Medical-Only vs. Lost-Time Claims and Your Mod
Same injury, same dollar payout, different box on the form. Medical-only or lost-time, the carrier's choice quietly decides how much each claim costs your premium for the next three years.
Workers' comp claims get coded as medical-only or lost-time when reported to NCCI. Medical-only claims receive a roughly 70% discount in the mod formula; lost-time claims don't. The dividing line is whether the employee missed work beyond the state waiting period, which is a factual question that adjusters sometimes get wrong on the unit statistical report.

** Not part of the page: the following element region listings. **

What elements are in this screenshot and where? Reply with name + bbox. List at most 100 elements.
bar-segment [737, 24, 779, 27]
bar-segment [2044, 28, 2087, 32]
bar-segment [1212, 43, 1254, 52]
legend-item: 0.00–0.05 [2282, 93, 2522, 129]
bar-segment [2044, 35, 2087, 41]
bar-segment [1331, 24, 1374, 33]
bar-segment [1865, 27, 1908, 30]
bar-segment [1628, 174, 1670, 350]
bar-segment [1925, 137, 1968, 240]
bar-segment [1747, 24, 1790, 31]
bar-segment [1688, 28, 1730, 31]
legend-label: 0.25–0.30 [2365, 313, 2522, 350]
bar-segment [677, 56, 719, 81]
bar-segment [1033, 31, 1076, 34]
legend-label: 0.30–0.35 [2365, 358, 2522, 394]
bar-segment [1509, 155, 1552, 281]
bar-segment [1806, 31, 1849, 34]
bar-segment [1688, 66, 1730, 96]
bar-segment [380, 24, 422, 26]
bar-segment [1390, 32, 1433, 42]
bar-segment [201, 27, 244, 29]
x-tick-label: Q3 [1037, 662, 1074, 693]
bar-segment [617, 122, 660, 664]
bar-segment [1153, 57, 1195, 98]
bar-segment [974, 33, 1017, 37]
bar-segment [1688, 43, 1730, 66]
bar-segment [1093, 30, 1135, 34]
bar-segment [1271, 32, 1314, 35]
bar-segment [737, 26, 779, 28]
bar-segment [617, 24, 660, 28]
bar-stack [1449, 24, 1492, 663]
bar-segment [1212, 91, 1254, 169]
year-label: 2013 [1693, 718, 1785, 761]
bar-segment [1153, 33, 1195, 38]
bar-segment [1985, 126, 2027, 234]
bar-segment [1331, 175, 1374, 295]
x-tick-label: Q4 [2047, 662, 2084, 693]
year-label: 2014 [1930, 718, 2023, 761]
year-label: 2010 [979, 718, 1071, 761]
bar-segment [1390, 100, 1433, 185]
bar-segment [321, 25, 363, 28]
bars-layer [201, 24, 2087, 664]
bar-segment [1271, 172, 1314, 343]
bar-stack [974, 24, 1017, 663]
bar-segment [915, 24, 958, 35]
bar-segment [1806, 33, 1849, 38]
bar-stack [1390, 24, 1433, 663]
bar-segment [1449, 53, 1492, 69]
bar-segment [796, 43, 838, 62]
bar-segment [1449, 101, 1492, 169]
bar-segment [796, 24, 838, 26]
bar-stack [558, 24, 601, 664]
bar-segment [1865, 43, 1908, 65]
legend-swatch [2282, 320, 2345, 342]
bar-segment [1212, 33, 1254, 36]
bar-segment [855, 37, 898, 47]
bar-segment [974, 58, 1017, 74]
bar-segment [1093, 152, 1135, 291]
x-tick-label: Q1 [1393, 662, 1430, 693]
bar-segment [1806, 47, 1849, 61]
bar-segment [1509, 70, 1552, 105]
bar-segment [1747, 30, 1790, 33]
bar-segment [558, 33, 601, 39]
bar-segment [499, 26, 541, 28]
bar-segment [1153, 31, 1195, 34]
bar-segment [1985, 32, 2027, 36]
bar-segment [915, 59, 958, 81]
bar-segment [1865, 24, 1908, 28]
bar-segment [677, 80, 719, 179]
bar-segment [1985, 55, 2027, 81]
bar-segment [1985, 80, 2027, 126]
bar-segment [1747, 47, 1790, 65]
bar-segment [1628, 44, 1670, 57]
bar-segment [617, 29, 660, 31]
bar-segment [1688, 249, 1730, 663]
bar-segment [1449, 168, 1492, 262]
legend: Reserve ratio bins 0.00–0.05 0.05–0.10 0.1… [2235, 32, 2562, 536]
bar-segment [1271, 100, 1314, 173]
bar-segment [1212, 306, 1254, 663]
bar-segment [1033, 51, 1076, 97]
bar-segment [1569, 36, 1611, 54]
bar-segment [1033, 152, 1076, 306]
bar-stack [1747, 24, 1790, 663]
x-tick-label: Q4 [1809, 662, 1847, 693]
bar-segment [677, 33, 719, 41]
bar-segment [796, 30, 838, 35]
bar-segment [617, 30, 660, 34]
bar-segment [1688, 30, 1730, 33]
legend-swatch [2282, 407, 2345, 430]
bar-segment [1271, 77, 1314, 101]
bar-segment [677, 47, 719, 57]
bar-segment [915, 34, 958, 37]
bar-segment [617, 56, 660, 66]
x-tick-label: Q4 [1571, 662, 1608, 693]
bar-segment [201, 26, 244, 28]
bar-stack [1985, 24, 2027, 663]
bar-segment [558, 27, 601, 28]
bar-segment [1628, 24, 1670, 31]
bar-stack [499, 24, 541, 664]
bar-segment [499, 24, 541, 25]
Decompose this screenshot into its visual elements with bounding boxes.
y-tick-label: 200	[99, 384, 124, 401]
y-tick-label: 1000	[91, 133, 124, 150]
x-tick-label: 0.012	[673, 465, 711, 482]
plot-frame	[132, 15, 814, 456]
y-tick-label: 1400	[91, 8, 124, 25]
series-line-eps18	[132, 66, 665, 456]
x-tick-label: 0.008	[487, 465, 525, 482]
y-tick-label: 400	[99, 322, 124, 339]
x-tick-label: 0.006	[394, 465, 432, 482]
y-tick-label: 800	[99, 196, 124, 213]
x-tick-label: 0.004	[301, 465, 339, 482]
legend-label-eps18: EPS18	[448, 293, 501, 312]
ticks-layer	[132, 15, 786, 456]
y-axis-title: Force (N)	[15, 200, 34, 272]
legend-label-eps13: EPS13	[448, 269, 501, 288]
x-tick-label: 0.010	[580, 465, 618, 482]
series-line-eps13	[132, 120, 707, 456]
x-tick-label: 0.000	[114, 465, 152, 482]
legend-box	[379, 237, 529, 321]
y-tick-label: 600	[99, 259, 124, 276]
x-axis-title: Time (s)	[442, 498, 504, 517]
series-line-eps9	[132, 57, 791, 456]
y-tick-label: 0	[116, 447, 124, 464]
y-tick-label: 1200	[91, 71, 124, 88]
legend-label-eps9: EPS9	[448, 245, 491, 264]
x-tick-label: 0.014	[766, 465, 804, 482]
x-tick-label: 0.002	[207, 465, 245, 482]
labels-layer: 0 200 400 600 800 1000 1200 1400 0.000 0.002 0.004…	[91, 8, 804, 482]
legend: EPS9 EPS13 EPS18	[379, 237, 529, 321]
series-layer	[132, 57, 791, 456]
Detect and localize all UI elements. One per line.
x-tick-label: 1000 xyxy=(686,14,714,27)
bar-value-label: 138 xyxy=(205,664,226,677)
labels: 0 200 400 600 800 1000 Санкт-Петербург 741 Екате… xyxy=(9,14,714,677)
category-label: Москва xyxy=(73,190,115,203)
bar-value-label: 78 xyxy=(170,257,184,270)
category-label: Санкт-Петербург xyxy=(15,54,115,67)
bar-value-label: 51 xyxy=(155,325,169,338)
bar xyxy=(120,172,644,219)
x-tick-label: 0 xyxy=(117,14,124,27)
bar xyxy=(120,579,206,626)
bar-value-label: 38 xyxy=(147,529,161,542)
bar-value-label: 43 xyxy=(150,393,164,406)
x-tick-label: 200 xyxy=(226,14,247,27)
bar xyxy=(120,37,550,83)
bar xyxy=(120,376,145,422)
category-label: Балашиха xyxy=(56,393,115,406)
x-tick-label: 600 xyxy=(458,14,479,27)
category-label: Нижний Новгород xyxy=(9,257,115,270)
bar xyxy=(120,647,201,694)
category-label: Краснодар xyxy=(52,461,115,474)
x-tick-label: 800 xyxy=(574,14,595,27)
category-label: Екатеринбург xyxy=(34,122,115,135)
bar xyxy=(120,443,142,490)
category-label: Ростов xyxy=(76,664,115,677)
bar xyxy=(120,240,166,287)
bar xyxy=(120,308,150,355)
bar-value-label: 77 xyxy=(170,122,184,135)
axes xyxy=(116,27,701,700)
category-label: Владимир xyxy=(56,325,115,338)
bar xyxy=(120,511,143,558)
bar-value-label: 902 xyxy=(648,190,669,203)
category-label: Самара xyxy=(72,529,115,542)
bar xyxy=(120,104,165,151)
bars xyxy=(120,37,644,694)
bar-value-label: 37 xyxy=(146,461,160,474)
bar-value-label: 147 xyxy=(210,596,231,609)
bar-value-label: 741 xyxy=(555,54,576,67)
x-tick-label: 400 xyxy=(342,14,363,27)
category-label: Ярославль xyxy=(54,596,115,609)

When a carrier reports a workers' comp claim to NCCI (the National Council on Compensation Insurance), they pick one of two boxes: medical-only or lost-time. That single choice has outsized impact on the mod calculation. A medical-only claim gets roughly a 70% discount. A lost-time claim doesn't.
Same injury, same dollar payout, different box on the form. Your premium can move thousands of dollars depending on which one is checked.
What the formula does with each type
NCCI's experience rating plan splits claims by injury type before applying the rest of the mod math. Medical-only claims (Injury Type 6 in NCCI's coding system) trigger what's called the Experience Rating Adjustment, or ERA. The ERA applies a roughly 70% discount to the primary portion of the claim, meaning only about 30% of the dollars enter the formula at full weight.
Lost-time claims (Injury Types 1 through 5: temporary total, temporary partial, permanent partial, permanent total, and fatality) don't get the ERA discount. The full primary-portion value enters the formula.
Two practical consequences follow. The type code dominates the dollar impact of a small claim more than any other single variable on the worksheet. And the dividing line between the two types is a factual question, not a judgment call: did the employee miss time beyond the state waiting period, which runs three to seven days depending on state.
A worked example
Consider a $30,000 claim. The split point in most NCCI states sits at $26,000, so the entire primary portion of this claim is in play (with a small excess piece).
Coded as medical-only, the ERA discount applies. Roughly $7,800 of the claim's primary portion enters the mod calculation, and the excess portion above the split point counts at its discounted weight on top of that.
Coded as lost-time, no ERA discount. The full $26,000 primary portion enters the formula, plus the excess.
The mod-weighted difference on that one claim, depending on state and weighting factors, runs $18,000 to $22,000. For a contractor in a 1.05 mod range, that single coding decision can move the mod by three to five points. On a $200,000 base premium, that's $6,000 to $10,000 a year, for three years, until the claim ages out.
Why miscoding happens
The choice between medical-only and lost-time isn't decided by the contractor. It's decided by the carrier's claims adjuster based on what they see in the file when they classify the claim.
The dividing question is operational: did the employee miss enough work to trigger indemnity (wage replacement) payments? If yes, lost-time. If no, medical-only. In practice, several things push claims into the wrong bucket.
Adjusters work from claim notes that may not include the final return-to-work date. A claim reserved during the first week, before the employee returned, may get coded lost-time and never revisited even when the employee returned to work within the waiting period. Carriers vary in their default conventions; some treat any claim with even one indemnity check as lost-time, regardless of whether that check should have been issued. State waiting-period rules differ, and carriers operating across multiple states sometimes apply the wrong threshold. Light-duty or modified-duty time isn't always recognized as a return to work for coding purposes.
None of these are bad-faith errors. They're operational defaults that produce a steady stream of miscoded claims.
Why the contractor never sees the issue
The injury type code doesn't appear on the policy. It sits on the unit statistical report the carrier sends to NCCI. Contractors who don't request their experience rating worksheet never see it. Contractors who do see the injury type column but rarely know what to compare it against.
The reconciliation that would catch the error requires both the worksheet and the carrier's loss runs, plus the ability to match those records against the underlying claim history. That comparison doesn't happen in the normal course of a policy lifecycle.
When a miscoding gets corrected
When a miscoded claim is identified and corrected, the carrier resubmits the unit statistical report to NCCI with the right injury type. NCCI recalculates the mod for every affected policy year. The contractor's carrier then reissues premium based on the corrected mod, generating a refund for the difference.
The correction itself isn't typically adversarial. The data field either matches the underlying claim facts or it doesn't. Processing usually takes 30 to 60 days from filing to corrected worksheet. The refund follows on the carrier's premium reissue schedule, generally within 90 to 120 days of the corrected mod.
What an audit would check
An audit cross-references injury type coding on the worksheet against the actual claim record: return-to-work timing relative to the state waiting period, indemnity payment activity, and the final medical-only or lost-time determination after the claim closed. The reconciliation requires the worksheet, the carrier's loss runs, and knowledge of the relevant state waiting-period rule. In our reviews of Southeast contractor worksheets over the past few years, miscoded injury types appear with high enough frequency that we treat them as a default check rather than an exception.